Hele hele spora siyaseti sokmaya çalışanlarla ölümüne mücadele veririm.
Böyle bir girişten sonra ülkemdeki spor felsefesinin
artık yavaş yavaş yerini başka işlere bıraktığını görüyorum. Mesele Bruma nın
Galatasaray dan Gaziantepspor a kiralanması meselesi... Herhangi bir futbolcu
yasalarla belirlenmiş herhangi bir dönemde bir kulüpten başkasına
kiralanabilir. Ammaaa, Ocak ayında sakatlanıp, sezon sonuna kadar oynaması
mümkün görünmeyen bir futbolcu, başkalarına yer açmak için bir başka kulübe kiralanamaz.
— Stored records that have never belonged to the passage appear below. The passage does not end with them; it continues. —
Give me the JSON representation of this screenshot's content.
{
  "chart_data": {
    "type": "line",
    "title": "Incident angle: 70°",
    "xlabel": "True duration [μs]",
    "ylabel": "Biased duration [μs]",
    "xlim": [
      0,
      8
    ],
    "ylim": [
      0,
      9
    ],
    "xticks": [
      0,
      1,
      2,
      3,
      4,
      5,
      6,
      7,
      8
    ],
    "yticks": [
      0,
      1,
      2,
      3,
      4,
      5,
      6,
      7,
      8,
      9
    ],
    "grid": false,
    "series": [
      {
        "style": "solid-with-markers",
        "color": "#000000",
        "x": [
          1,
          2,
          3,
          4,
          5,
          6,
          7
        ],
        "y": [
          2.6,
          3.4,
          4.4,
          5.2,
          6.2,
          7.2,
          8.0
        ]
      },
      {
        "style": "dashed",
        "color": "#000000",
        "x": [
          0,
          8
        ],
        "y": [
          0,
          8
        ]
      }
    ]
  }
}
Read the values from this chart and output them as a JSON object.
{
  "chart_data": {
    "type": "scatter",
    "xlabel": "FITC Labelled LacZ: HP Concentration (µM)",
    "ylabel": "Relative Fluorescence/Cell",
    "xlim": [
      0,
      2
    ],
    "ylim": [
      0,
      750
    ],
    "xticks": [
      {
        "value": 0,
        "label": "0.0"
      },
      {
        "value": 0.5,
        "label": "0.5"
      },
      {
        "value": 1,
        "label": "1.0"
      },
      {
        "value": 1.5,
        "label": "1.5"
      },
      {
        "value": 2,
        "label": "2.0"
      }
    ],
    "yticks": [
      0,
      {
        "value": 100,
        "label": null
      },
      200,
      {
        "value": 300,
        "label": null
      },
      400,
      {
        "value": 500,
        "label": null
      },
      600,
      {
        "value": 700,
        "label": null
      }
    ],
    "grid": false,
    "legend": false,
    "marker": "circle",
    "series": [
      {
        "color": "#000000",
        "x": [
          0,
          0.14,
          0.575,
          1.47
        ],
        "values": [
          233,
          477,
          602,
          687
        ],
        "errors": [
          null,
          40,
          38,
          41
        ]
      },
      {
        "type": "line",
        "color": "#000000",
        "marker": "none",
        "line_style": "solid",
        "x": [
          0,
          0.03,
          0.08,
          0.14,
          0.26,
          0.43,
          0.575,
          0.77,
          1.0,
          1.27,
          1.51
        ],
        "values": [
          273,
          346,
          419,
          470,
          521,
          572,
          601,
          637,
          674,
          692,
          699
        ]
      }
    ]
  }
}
Daha doğrusu böyle çirkin bir tezgâh kurulmamalıdır. Neymiş, Gaziantepspor
Yiğit i istiyormuş da, bu arada Bruma yı da kiralarsa bu iş olurmuş. Ayıp be!
Koca Galatasaray Kulübü transferdeki büyük yanlışlarını böyle pis bir yolla mı
düzlüğe çıkaracak Anlaşılan o ki ülkenin tarihinde önemli yerleri olan,
Cumhuriyet ten bile eski ve tarihi kurumlar böyle mi yönetilmelidir.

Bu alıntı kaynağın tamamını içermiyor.